Consider the problem of minimizing $f(x)+g(x)$ over $\mathbb{R}^n$, both are smooth, and the following first order method: $$ x_{k+1}= \operatorname{argmin}_x\left \{ \nabla f(x_k)^T(x-x_k) + \frac{1}{\alpha^{p-1} p} \|x-(x_k - \alpha \nabla g(x_k))\|_p^p \right \} $$
Is it a special case of some known method?
What about the stochastic setting, when $f(x) = \frac{1}{m} \sum_{i=1}^m f_i(x)$, replacing $\nabla f$ by $\nabla f_i$, where $i$ is chosen at random?
Note that it is easy to see that for $p=2$, we obtain exactly the (stochastic) gradient method with step-size $\alpha$.

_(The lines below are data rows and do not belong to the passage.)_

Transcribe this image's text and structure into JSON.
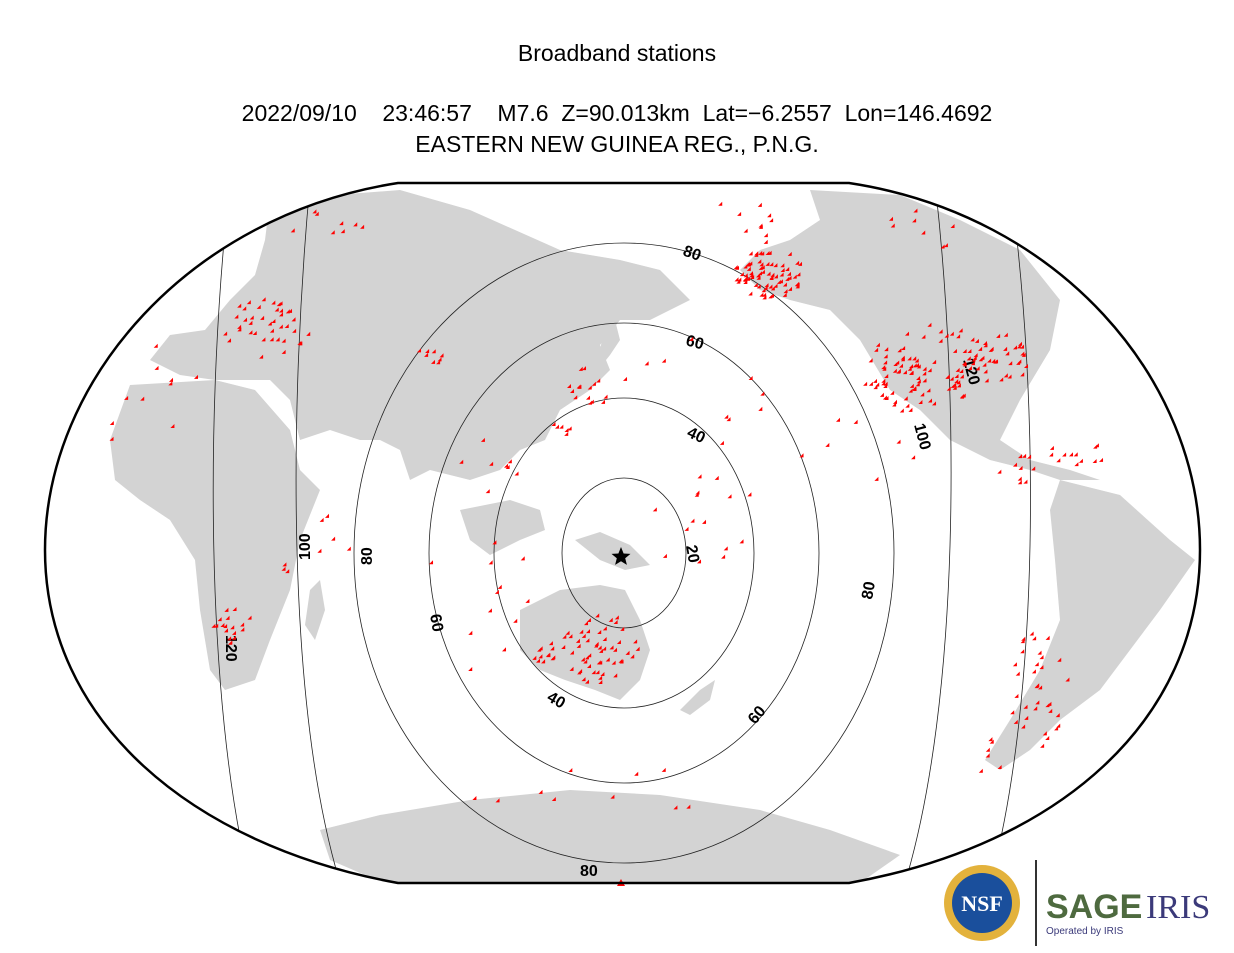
{
  "header": {
    "title": "Broadband stations",
    "event_line": "2022/09/10    23:46:57    M7.6  Z=90.013km  Lat=−6.2557  Lon=146.4692",
    "region": "EASTERN NEW GUINEA REG., P.N.G."
  },
  "map": {
    "projection": "elliptical world map centered on the Pacific",
    "land_color": "#d3d3d3",
    "station_color": "#ff0000",
    "epicenter_symbol": "star-icon",
    "contour_labels": [
      "20",
      "40",
      "60",
      "80",
      "100",
      "120"
    ]
  },
  "logos": {
    "nsf": "NSF",
    "sage": "SAGE",
    "iris": "IRIS",
    "operated_by": "Operated by IRIS",
    "sage_color": "#4e6a3f",
    "iris_color": "#3b3a7a",
    "nsf_color": "#1a4f9c"
  }
}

The method was coded by mistake, instead of a more natural method which we aimed to test, $$ x_{k+1}= \operatorname{argmin}_x \left\{ [\nabla f(x_k) + \nabla g(x_k)]^T(x-x_k) + \frac{1}{\alpha^{p-1} p} \|x-x_k\|_p^p \right \} $$ with $p=3$. The stochastic version of the 'mistake' turned out to perform much better than the stochastic version of the more natural method above.